My Husband Is Tired Of Me......because he's known me too long (we've been married for 22 years), I am too familiar, and he "needs a 'professional' who is young and exciting." Really. I am supposed to be okay with this. The truth of the matter is that I have a job and he doesn't and he knows that he cannot afford to support himself.
I realize that this whole situation is disgraceful, inexcusable, and shameful on his part. I have been saving up my money so that I can afford to leave as soon as possible. I have a bit of debt to pay off and then I'm out of there. I used to feel sorry for him because I really cared about him. Just because
he's decided that he "needs other women to be haaaapppy," I don't all of a sudden hate him. Now I just need to be away from him and leave him to his own life.

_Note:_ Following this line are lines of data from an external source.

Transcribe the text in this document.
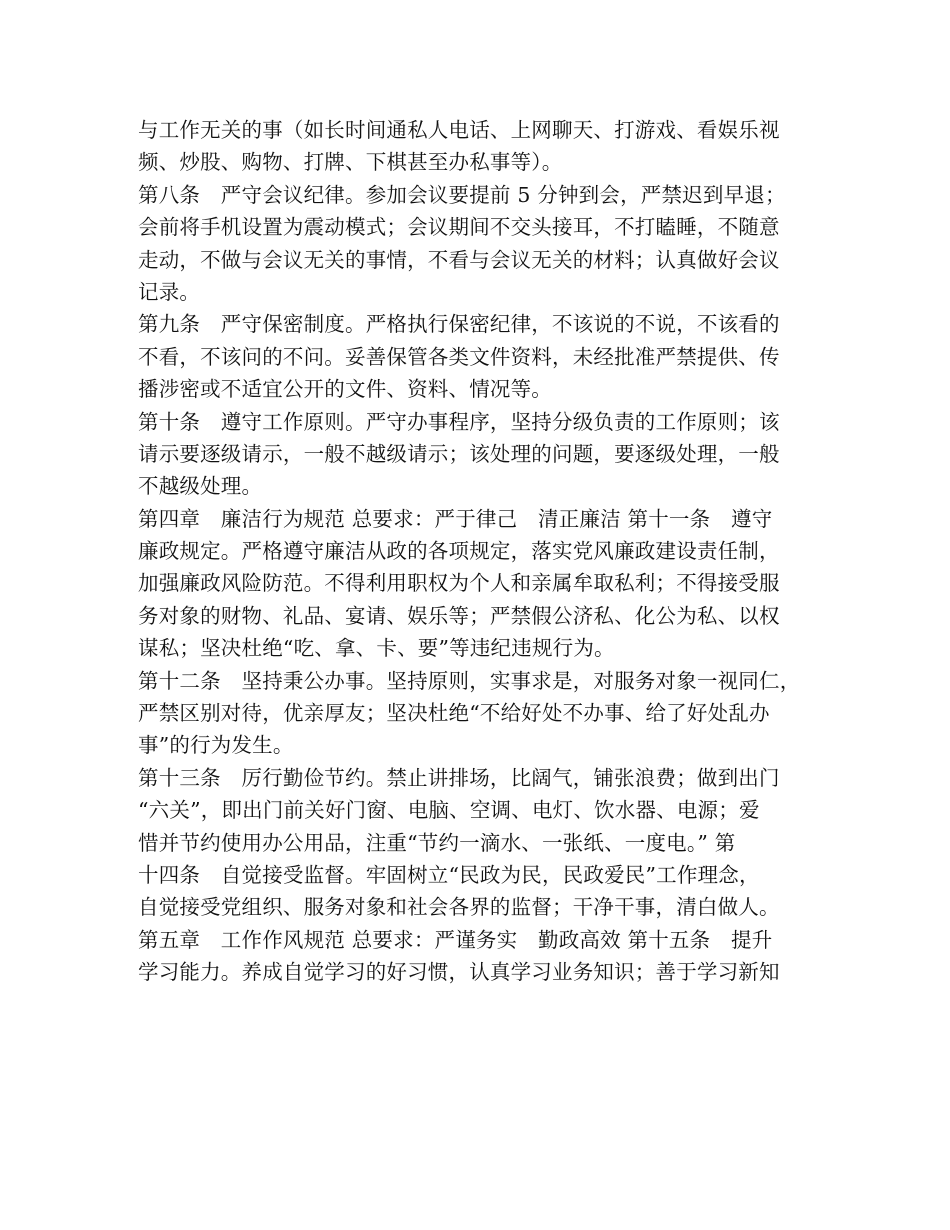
与工作无关的事（如长时间通私人电话、上网聊天、打游戏、看娱乐视
频、炒股、购物、打牌、下棋甚至办私事等）。
第八条　严守会议纪律。参加会议要提前 5 分钟到会，严禁迟到早退；
会前将手机设置为震动模式；会议期间不交头接耳，不打瞌睡，不随意
走动，不做与会议无关的事情，不看与会议无关的材料；认真做好会议
记录。
第九条　严守保密制度。严格执行保密纪律，不该说的不说，不该看的
不看，不该问的不问。妥善保管各类文件资料，未经批准严禁提供、传
播涉密或不适宜公开的文件、资料、情况等。
第十条　遵守工作原则。严守办事程序，坚持分级负责的工作原则；该
请示要逐级请示，一般不越级请示；该处理的问题，要逐级处理，一般
不越级处理。
第四章　廉洁行为规范 总要求：严于律己　清正廉洁 第十一条　遵守
廉政规定。严格遵守廉洁从政的各项规定，落实党风廉政建设责任制，
加强廉政风险防范。不得利用职权为个人和亲属牟取私利；不得接受服
务对象的财物、礼品、宴请、娱乐等；严禁假公济私、化公为私、以权
谋私；坚决杜绝“吃、拿、卡、要”等违纪违规行为。
第十二条　坚持秉公办事。坚持原则，实事求是，对服务对象一视同仁，
严禁区别对待，优亲厚友；坚决杜绝“不给好处不办事、给了好处乱办
事”的行为发生。
第十三条　厉行勤俭节约。禁止讲排场，比阔气，铺张浪费；做到出门
“六关”，即出门前关好门窗、电脑、空调、电灯、饮水器、电源；爱
惜并节约使用办公用品，注重“节约一滴水、一张纸、一度电。” 第
十四条　自觉接受监督。牢固树立“民政为民，民政爱民”工作理念，
自觉接受党组织、服务对象和社会各界的监督；干净干事，清白做人。
第五章　工作作风规范 总要求：严谨务实　勤政高效 第十五条　提升
学习能力。养成自觉学习的好习惯，认真学习业务知识；善于学习新知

I have come to realize that there are no good men for me. I agree that there are lots of good, wonderful men, many of whom are husbands, but no one for me. All I seem to attract are users: Do you know how to cook? Do you have a good job? Do you have any money? Are you a good housekeeper? Will you take care of me and my immediate surroundings so I don't have to do anything?

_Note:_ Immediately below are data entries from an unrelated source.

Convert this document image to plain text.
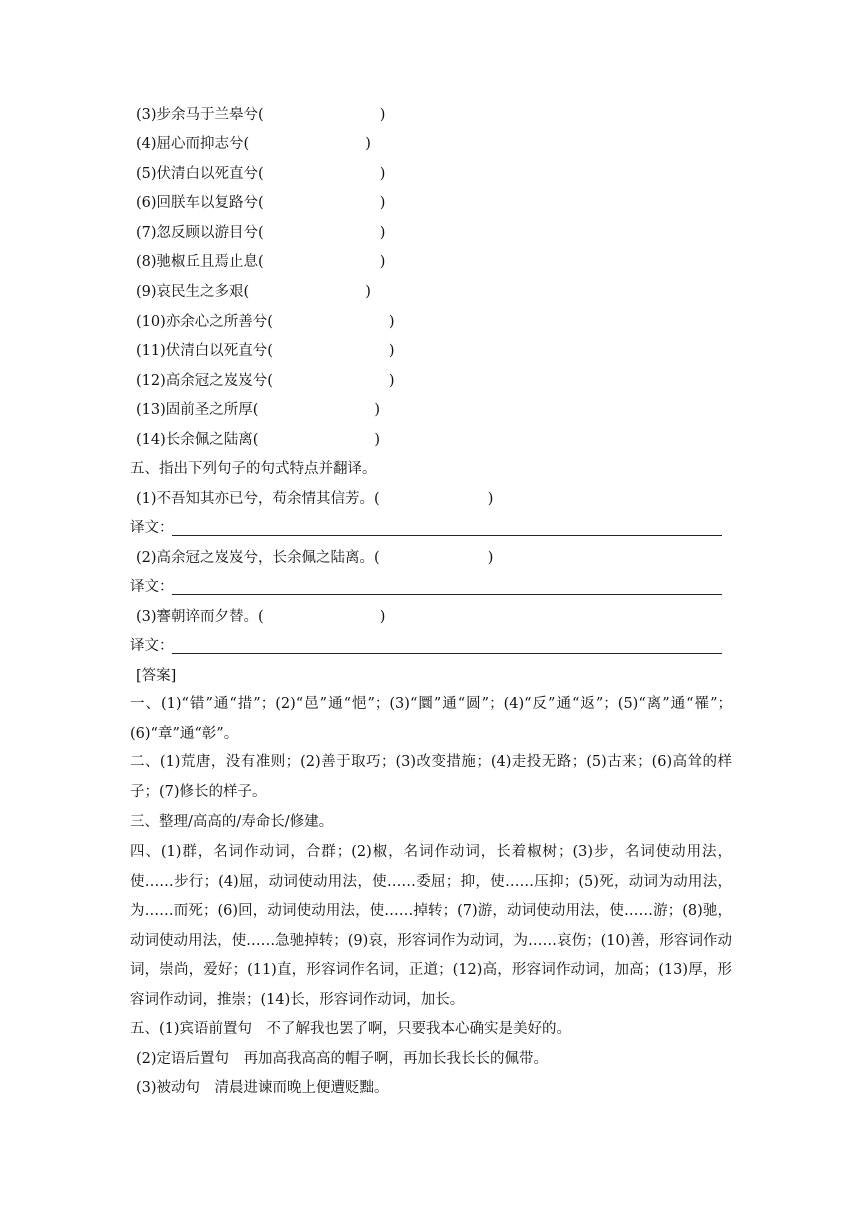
(3)步余马于兰皋兮(	)
(4)屈心而抑志兮(	)
(5)伏清白以死直兮(	)
(6)回朕车以复路兮(	)
(7)忽反顾以游目兮(	)
(8)驰椒丘且焉止息(	)
(9)哀民生之多艰(	)
(10)亦余心之所善兮(	)
(11)伏清白以死直兮(	)
(12)高余冠之岌岌兮(	)
(13)固前圣之所厚(	)
(14)长余佩之陆离(	)
五、指出下列句子的句式特点并翻译。
(1)不吾知其亦已兮，苟余情其信芳。(	)
译文：
(2)高余冠之岌岌兮，长余佩之陆离。(	)
译文：
(3)謇朝谇而夕替。(	)
译文：
[答案]
一、(1)“错”通“措”；(2)“邑”通“悒”；(3)“圜”通“圆”；(4)“反”通“返”；(5)“离”通“罹”；(6)“章”通“彰”。
二、(1)荒唐，没有准则；(2)善于取巧；(3)改变措施；(4)走投无路；(5)古来；(6)高耸的样子；(7)修长的样子。
三、整理/高高的/寿命长/修建。
四、(1)群，名词作动词，合群；(2)椒，名词作动词，长着椒树；(3)步，名词使动用法，使……步行；(4)屈，动词使动用法，使……委屈；抑，使……压抑；(5)死，动词为动用法，为……而死；(6)回，动词使动用法，使……掉转；(7)游，动词使动用法，使……游；(8)驰，动词使动用法，使……急驰掉转；(9)哀，形容词作为动词，为……哀伤；(10)善，形容词作动词，崇尚，爱好；(11)直，形容词作名词，正道；(12)高，形容词作动词，加高；(13)厚，形容词作动词，推崇；(14)长，形容词作动词，加长。
五、(1)宾语前置句　不了解我也罢了啊，只要我本心确实是美好的。
(2)定语后置句　再加高我高高的帽子啊，再加长我长长的佩带。
(3)被动句　清晨进谏而晚上便遭贬黜。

Once I leave my sorry excuse for a marriage I will be alone for the rest of my life. I've had it. I don't agree that there is someone for everyone. I'm past 40, about 5 pounds overweight, have plain brown hair, and don't have a lot of money. I'm very nice and friendly and a good listener and a good cook, but have nothing to offer anyone. I'm just like thousands of nice women who "just aren't good enough" because we aren't fashion model- millionaires. I really had confidence in myself at one time, but being involved with men has set me straight. I just want to go and live in a cave someplace and commune with kindly woodland animals and trees and lakes and rocks.